The 314 group is also backing 75 state-level candidates in Tuesday’s election and says it has raised as much as $5 million to fund its aims this cycle. As of Oct. 17, it had raised about $2.5 million for use in federal campaigns, according to its filings with the Federal Election Commission.

“What I realized was that we really need to get scientists to go beyond just advocacy and actually get involved in electoral politics, whether it’s to run for office themselves or support their colleagues,” said Naughton, a former chemist and breast-cancer researcher who ran unsuccessfully in two Democratic congressional primaries in Pennsylvania. When the group put out a call in January 2017 for scientists interested in running, 7,000 responded.
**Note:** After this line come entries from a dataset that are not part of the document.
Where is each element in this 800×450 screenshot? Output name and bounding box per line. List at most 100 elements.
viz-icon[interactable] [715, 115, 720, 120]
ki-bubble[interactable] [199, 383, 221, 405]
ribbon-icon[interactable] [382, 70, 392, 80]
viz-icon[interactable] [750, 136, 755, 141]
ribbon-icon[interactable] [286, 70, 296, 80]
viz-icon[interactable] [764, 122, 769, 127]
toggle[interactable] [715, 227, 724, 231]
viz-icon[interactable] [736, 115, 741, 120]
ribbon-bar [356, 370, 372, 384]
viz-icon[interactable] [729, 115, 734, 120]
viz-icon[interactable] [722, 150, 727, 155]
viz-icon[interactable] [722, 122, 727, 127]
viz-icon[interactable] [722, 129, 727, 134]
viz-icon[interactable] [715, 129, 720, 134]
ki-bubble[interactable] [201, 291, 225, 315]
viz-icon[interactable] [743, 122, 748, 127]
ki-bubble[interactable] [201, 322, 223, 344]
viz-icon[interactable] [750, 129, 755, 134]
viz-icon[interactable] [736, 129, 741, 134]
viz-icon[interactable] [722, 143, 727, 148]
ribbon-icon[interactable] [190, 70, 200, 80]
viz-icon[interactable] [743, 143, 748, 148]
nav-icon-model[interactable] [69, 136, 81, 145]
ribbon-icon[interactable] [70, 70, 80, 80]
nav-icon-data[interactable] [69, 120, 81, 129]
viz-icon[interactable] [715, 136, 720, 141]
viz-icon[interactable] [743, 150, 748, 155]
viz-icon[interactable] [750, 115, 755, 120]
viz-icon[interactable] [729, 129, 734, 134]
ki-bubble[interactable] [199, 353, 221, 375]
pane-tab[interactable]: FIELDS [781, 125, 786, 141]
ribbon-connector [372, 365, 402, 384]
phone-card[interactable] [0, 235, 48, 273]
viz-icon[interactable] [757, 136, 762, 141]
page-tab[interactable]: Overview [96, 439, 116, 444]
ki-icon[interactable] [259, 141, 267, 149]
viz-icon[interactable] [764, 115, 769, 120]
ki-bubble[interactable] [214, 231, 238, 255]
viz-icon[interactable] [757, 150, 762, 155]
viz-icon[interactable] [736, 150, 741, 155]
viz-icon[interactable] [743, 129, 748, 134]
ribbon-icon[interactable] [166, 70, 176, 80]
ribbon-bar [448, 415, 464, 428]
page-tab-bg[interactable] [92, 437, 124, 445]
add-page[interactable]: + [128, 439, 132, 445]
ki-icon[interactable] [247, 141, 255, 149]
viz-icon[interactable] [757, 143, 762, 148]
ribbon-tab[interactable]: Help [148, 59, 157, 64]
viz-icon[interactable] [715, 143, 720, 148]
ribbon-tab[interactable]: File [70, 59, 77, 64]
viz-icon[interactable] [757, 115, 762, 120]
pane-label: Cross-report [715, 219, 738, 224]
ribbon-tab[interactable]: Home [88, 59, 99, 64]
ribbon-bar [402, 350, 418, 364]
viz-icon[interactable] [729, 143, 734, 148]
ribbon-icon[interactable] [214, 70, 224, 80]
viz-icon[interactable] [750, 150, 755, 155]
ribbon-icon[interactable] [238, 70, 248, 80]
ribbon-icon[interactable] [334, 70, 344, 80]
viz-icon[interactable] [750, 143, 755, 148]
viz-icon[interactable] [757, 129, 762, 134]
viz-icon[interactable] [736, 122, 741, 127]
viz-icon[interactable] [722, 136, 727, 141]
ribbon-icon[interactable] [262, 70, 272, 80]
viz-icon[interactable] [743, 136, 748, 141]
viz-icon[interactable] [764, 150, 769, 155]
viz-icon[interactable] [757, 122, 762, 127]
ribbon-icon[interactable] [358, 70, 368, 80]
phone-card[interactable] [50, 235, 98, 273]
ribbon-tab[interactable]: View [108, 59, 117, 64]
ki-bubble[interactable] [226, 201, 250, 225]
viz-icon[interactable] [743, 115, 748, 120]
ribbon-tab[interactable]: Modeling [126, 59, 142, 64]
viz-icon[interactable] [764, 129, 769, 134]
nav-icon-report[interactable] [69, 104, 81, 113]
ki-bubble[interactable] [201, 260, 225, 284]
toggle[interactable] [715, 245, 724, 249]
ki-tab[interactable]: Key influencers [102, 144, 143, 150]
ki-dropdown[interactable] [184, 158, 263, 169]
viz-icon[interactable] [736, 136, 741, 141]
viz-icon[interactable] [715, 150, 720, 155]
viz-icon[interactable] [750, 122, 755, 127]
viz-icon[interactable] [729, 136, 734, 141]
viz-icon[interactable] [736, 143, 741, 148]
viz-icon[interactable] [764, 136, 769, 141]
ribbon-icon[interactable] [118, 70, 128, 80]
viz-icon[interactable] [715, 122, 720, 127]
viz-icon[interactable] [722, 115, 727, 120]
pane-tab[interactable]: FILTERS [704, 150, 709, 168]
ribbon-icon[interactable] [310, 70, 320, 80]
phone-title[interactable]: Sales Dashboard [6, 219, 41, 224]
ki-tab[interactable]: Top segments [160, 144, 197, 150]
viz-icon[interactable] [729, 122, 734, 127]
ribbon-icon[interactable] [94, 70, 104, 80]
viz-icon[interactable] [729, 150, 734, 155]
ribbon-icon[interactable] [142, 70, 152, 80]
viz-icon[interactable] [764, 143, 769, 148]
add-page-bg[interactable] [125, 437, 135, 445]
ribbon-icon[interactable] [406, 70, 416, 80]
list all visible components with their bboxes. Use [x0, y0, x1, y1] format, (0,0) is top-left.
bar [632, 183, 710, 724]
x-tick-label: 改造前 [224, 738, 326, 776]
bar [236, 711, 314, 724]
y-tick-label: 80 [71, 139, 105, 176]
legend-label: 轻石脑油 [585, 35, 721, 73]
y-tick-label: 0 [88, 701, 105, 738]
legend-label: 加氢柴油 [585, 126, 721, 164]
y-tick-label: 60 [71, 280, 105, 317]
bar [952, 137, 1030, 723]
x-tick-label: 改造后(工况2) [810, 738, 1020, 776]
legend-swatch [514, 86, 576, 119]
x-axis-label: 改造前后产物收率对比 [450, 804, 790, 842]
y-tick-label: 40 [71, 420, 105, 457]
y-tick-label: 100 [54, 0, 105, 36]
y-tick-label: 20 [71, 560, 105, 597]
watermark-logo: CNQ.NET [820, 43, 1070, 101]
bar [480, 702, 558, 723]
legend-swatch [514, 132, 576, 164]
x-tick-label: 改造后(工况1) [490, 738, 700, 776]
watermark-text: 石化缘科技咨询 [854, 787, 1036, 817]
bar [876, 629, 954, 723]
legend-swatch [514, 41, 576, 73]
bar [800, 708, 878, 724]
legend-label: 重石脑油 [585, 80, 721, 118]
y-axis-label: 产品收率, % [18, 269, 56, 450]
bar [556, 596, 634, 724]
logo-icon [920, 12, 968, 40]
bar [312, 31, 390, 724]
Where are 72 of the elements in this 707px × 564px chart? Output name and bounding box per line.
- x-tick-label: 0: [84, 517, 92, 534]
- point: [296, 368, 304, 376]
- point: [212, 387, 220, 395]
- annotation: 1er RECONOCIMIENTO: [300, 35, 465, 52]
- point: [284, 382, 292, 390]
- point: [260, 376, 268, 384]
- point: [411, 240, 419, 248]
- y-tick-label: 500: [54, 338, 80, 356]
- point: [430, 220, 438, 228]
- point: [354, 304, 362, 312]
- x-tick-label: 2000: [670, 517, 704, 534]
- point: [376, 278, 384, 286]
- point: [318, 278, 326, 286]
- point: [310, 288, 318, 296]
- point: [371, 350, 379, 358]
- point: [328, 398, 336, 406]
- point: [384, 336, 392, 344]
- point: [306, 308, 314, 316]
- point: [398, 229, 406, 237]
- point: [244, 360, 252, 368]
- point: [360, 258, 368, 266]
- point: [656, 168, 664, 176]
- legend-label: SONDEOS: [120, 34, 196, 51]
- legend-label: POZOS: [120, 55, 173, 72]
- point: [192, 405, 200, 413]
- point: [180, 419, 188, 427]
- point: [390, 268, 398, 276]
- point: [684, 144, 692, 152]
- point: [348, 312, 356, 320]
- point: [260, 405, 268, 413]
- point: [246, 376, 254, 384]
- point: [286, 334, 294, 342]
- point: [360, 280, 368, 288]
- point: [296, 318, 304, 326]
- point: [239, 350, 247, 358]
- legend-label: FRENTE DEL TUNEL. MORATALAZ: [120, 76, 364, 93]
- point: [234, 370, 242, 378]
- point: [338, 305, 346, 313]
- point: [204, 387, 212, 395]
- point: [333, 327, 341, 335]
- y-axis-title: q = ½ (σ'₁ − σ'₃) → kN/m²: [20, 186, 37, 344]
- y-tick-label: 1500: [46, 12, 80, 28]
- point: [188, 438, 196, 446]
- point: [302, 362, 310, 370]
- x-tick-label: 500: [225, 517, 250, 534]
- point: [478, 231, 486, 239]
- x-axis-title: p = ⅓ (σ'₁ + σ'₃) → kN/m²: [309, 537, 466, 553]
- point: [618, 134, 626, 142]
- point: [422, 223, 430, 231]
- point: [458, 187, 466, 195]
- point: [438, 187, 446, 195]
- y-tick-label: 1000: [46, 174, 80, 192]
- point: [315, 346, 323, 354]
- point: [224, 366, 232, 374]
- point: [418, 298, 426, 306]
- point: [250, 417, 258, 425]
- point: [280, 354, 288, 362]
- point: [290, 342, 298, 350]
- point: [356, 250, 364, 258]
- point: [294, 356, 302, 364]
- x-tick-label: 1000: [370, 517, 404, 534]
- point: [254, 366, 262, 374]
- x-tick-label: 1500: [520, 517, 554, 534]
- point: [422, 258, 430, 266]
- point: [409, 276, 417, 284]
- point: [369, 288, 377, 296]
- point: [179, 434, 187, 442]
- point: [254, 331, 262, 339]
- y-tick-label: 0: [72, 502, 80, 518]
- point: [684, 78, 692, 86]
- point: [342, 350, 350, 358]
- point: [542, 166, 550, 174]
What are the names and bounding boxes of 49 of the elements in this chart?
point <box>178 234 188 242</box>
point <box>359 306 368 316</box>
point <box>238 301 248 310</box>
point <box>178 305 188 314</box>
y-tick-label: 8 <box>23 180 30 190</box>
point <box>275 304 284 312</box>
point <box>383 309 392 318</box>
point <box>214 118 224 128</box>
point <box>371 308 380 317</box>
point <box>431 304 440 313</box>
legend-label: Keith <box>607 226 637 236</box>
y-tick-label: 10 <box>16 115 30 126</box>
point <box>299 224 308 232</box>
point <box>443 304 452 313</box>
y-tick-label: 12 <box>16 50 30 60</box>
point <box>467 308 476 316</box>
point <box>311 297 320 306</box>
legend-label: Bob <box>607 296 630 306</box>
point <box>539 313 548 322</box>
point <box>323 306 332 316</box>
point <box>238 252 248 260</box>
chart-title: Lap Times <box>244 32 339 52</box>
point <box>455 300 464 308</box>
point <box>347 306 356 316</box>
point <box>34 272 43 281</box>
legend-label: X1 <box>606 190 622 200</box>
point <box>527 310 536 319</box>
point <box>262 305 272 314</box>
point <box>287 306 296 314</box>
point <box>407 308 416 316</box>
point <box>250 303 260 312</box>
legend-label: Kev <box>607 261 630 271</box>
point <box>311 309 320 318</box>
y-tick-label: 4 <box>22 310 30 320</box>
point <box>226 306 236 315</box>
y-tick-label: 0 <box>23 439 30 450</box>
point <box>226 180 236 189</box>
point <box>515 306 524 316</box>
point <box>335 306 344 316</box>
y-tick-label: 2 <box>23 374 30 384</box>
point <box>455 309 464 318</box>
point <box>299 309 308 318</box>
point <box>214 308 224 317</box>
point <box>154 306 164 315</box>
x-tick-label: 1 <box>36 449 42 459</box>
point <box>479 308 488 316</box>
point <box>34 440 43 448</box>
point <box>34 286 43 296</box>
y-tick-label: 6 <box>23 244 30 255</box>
The group is what’s known as a “hybrid” super PAC, meaning it contributes directly to candidates but can also make “independent expenditures” that support candidates but can’t be coordinated with their campaigns. As of Wednesday, it had spent $1.5 million independently and contributed $231,500 directly to congressional candidates.

The outcome of those races matters when it comes to how Congress thinks about science, said Stier of the anti-regulation group Consumer Choice Center. Although that group doesn’t back candidates, it does work to promote its anti-regulatory positions, and it warns a Blue Wave could make it more burdensome on companies trying to keep costs to consumers down.

If Democrats advance, “there is going to be a move toward a European style regulatory approach that embraces the precautionary principle at the expense of consumer freedom, low priced, affordable and safe products,” he said.

--With assistance from Stephen Joyce and Bill Allison.